Ecco il verseggiare di Sibilla che non deve e non può cadere nel prosastico perché se così fosse svanirebbe tutta quella ebbrezza che custodisce il mistero di una sola parola. Aveva ragione Cardarelli quando in una lettera del maggio 1915 le aveva scritto : “…pensa che tu sei esalazione assoluta e che non puoi permetterti composizioni, per così dire, strofiche. Allora cadi nel vieto e nel falso…”. Eh si perché la rarefazione della parola trova nella esalazione il maggiore accento di quel rapporto tra arte e vita. Ciò le permette di non scivolare nella retorica perché la retorica appunto uccide la poesia. Bisogna parlare nel caso di Aleramo di bellezza inquietudine soprattutto quando si focalizza l’attenzione sulla poesia. Si ascolta: “…tu mio bene segreto, tu che mio non sei,/ tu alto sovra quanto amai,alto amore,/ e dal ungi il tuo sorriso di carità dolce/ vita e morte ugualmente mi illumina,/ colme e preziose di pianto e gloria”.

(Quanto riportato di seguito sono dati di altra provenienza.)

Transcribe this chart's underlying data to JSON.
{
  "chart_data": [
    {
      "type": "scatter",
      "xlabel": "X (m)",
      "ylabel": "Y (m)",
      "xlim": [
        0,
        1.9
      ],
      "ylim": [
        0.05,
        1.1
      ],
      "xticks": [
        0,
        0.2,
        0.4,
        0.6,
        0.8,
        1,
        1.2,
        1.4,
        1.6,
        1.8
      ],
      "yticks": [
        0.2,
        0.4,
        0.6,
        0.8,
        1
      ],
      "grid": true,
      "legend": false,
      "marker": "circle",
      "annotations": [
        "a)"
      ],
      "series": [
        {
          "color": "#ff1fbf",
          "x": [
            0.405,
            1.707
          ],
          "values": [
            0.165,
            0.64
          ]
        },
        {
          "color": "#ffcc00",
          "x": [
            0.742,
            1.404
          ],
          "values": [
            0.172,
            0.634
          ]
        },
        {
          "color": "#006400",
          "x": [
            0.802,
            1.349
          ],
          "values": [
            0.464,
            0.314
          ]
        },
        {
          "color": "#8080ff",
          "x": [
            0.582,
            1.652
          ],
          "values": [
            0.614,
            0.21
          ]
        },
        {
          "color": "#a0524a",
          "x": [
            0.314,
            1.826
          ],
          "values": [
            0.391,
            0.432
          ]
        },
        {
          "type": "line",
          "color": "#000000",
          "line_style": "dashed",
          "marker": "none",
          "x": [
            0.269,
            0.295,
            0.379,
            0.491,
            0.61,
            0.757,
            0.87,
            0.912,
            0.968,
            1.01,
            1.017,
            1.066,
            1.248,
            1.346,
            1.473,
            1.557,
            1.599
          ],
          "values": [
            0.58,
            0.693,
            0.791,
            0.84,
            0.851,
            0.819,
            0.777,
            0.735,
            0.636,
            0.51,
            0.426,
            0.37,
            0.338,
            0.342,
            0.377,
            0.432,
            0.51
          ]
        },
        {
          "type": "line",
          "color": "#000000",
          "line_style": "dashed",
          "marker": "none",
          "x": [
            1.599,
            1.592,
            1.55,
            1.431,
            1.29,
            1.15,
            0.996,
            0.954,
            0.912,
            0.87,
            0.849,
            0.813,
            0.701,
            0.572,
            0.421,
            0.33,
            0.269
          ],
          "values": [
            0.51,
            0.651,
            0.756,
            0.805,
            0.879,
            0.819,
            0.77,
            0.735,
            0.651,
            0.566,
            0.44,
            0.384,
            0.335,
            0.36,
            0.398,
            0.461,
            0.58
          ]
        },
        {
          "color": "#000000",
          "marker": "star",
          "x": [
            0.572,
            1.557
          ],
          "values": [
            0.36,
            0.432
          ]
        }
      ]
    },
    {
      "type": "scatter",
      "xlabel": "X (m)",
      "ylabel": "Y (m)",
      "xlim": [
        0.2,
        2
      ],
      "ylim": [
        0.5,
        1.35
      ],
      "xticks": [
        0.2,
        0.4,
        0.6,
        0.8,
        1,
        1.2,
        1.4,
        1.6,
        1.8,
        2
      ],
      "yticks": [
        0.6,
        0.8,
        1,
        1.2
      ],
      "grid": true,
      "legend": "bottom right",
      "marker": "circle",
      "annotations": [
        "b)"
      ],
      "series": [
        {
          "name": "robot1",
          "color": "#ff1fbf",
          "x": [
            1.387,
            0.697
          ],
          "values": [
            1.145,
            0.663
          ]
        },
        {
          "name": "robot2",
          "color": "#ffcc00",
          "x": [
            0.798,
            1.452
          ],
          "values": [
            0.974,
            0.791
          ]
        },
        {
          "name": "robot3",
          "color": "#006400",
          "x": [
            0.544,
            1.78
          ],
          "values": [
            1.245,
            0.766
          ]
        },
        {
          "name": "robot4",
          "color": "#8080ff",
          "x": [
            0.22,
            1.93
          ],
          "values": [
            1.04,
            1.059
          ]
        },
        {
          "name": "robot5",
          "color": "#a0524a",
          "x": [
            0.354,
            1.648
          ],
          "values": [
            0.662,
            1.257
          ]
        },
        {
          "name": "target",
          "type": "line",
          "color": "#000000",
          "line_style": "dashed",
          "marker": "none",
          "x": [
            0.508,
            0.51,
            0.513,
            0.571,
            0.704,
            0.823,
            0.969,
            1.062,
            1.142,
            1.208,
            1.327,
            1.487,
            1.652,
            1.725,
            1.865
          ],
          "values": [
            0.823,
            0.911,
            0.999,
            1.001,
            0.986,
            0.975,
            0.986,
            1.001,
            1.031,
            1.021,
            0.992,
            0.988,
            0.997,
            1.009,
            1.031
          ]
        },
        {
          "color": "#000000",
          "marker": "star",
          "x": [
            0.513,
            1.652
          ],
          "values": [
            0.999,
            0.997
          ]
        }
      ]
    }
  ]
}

I suoi versi come i suoi amori. I suoi amori come i suoi versi. Da una lettera della Aleramo a Dino Campana : “ I nostri corpi sulle zolle dure, le spighe che frusciano sopra la fronte, mentre le stelle incupiscono il cielo” (risalente al 6-7 agosto 1916). Una donna immensa in una poesia ritagliata tra le pieghe della sua vita e degli amori. Amata e amante di Vincenzo Cardarelli, Giovanni Papini, Jullius Evola, Franco Matacotta. Dove finisce allora il tempo della parola e dove inizia il tempo della vita? Forse la certezza del dubbio infervora i cuori e lascia tutto sospeso come quel finale del suo romanzo Una donna, che sottolinea : “O io forse non sarò più…non potrò più raccontargli la mia vita, la storia della mia anima…e dirgli che lo ho atteso per tanto tempo?/ ed è per questo che scrissi. Le mie parole lo raggiungeranno”. Ma il suo pensare nella vita stava nella bellezza maledetta della vita stessa tanto che aveva posto come paesaggio questo inciso: “Io sono certa di vivere come devo. Questa certezza mi fa superiore alla maggioranza, ed e’ [una certezza] costante”.